Listen to a podcast interview on this topic with Dr. O’Connor.
Frostbite can be mild, moderate, or severe and is graded on a one-to-four scale. The mild form, or grade-one frostbite, it’s often referred to as frostnip. When blistering of the tissues or other severe signs occur, that indicates higher levels of frostbite.
Wind can impact severity, as can inappropriate clothing for the conditions or being in an exposed area void of shelter. Dr. O’Connor says it’s important to judge the conditions and simply choose to stay inside if frostbite might be a possibility.
“Luckily, in this area here in Memphis, we don’t tend to have really severe cold. So, it’s rare that we have to make that decision,” he notes. “But, certainly if you live somewhere with temperatures below zero degrees Fahrenheit, that’s a very legitimate question. Should you even be going outside at all? It’s also a matter of how long you’re going to be outside. If you are walking down to the mailbox and back, you are probably good. But, if you are going to be out in the weather for quite a while, the risk goes up.”
The most common areas frostbite occurs include the feet, hands, nose, cheeks, and ears. Even if the feet are not exposed, they are in close contact with the cold ground. Wearing protective clothing (hats, gloves) can help, but it’s also important to consider what happens with core body temperature.
“When the weather is really cold, our body will naturally send warm blood to the extremities. Our blood vessels will stay constricted for the most part but intermittently will dilate so that warm blood will go out and keep the skin from freezing,” explains Dr. O’Connor. “But, when our core body temperature is at risk of dropping, the body stops sending warm blood out to the extremities, because keeping the core body temperature up is more important. So, when you are really cold for a long period of time, you lose that protective mechanism.”
In mild frostbite cases, the skin may look pale or take on a pale yellow color and then become very red when rewarmed. Instances like this can be treated at home by soaking the affected area in warm water. A doctor’s visit typically isn’t necessary, unless skin changes start to appear.
In more severe forms, blistering of the skin occurs and blisters fill with clear or milky-colored fluid. With the most severe frostbite, blisters will have purplish or bloody-looking fluid. “When you see that kind of blistering, you definitely need to seek medical attention,” warns Dr. O’Connor.

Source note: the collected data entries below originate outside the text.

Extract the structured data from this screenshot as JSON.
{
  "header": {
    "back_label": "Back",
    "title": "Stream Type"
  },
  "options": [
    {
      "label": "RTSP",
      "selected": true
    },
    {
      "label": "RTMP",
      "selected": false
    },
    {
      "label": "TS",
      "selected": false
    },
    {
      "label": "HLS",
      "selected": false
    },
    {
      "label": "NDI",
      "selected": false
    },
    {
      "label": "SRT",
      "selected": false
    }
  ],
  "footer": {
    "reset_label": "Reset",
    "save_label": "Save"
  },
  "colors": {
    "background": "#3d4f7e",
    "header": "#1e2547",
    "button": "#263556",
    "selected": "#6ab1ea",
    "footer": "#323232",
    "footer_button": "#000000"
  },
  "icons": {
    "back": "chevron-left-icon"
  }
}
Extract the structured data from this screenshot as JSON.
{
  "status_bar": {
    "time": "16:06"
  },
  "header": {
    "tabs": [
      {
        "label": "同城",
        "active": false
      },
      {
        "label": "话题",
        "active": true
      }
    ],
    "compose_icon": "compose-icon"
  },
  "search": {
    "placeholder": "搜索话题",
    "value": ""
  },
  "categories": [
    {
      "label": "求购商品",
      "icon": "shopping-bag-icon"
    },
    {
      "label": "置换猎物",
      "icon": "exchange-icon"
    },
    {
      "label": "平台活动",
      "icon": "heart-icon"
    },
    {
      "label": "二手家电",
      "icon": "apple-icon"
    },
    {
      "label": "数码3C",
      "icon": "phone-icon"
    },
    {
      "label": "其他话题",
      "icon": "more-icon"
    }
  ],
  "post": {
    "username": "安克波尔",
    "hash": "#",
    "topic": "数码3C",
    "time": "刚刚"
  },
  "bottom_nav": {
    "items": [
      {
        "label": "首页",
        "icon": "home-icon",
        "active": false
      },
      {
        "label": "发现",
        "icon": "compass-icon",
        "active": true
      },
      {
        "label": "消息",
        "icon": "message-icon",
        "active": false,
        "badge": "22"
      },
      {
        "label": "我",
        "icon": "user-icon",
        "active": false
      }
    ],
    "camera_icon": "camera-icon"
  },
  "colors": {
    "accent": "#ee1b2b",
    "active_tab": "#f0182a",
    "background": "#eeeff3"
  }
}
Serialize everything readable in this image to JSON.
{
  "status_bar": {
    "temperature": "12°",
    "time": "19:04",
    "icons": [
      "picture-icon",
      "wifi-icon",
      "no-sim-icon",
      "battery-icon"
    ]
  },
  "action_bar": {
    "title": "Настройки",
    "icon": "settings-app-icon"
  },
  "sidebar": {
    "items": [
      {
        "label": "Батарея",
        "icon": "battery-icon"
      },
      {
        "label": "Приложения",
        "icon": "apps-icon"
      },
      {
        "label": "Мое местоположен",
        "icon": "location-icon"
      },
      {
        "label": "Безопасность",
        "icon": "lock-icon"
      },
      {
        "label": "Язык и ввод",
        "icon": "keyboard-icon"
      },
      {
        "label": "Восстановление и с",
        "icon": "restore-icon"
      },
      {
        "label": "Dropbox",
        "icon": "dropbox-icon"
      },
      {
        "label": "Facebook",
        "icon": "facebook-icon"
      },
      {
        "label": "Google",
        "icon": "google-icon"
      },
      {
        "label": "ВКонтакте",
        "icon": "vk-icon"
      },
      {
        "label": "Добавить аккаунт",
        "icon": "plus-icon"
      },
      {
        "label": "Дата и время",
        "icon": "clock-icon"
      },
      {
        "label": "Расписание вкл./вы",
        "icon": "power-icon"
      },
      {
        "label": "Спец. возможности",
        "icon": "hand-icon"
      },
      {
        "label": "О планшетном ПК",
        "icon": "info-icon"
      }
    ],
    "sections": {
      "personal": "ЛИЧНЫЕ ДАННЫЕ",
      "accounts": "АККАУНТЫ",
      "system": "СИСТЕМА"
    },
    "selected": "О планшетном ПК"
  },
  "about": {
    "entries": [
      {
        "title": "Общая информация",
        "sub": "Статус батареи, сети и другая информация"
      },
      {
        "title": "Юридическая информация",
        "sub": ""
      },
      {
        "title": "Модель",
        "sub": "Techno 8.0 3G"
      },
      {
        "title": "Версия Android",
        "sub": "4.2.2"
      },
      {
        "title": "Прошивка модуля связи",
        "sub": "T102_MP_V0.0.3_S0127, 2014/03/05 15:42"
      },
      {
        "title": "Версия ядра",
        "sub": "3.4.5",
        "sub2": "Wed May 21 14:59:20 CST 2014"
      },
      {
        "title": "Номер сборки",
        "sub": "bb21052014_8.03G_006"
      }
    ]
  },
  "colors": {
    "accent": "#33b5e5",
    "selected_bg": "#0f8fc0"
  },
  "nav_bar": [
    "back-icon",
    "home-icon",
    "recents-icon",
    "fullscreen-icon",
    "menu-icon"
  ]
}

Medical treatment varies based on the severity of the frostbite, ranging from warm baths and anti-inflammatories to surgical intervention. Dr. O’Connor cautions against jumping to surgery too quickly.
“It’s recommended to wait before making that decision, because sometimes tissue that looks like it’s dead will actually survive if given enough time. So, we don’t recommend early surgical intervention. It’s more of a ‘wait and watch’ situation until it’s very clear what tissue is going to survive and what’s not going to survive.”
While children are at a greater risk than adults in what would be considered “normal” circumstances, Dr. O’Connor says the greatest risk occurs in adults who are exposed to the elements because of homelessness, coupled with drug or alcohol abuse, or endurance athletes or mountain climbers who are exposed to severe temperatures.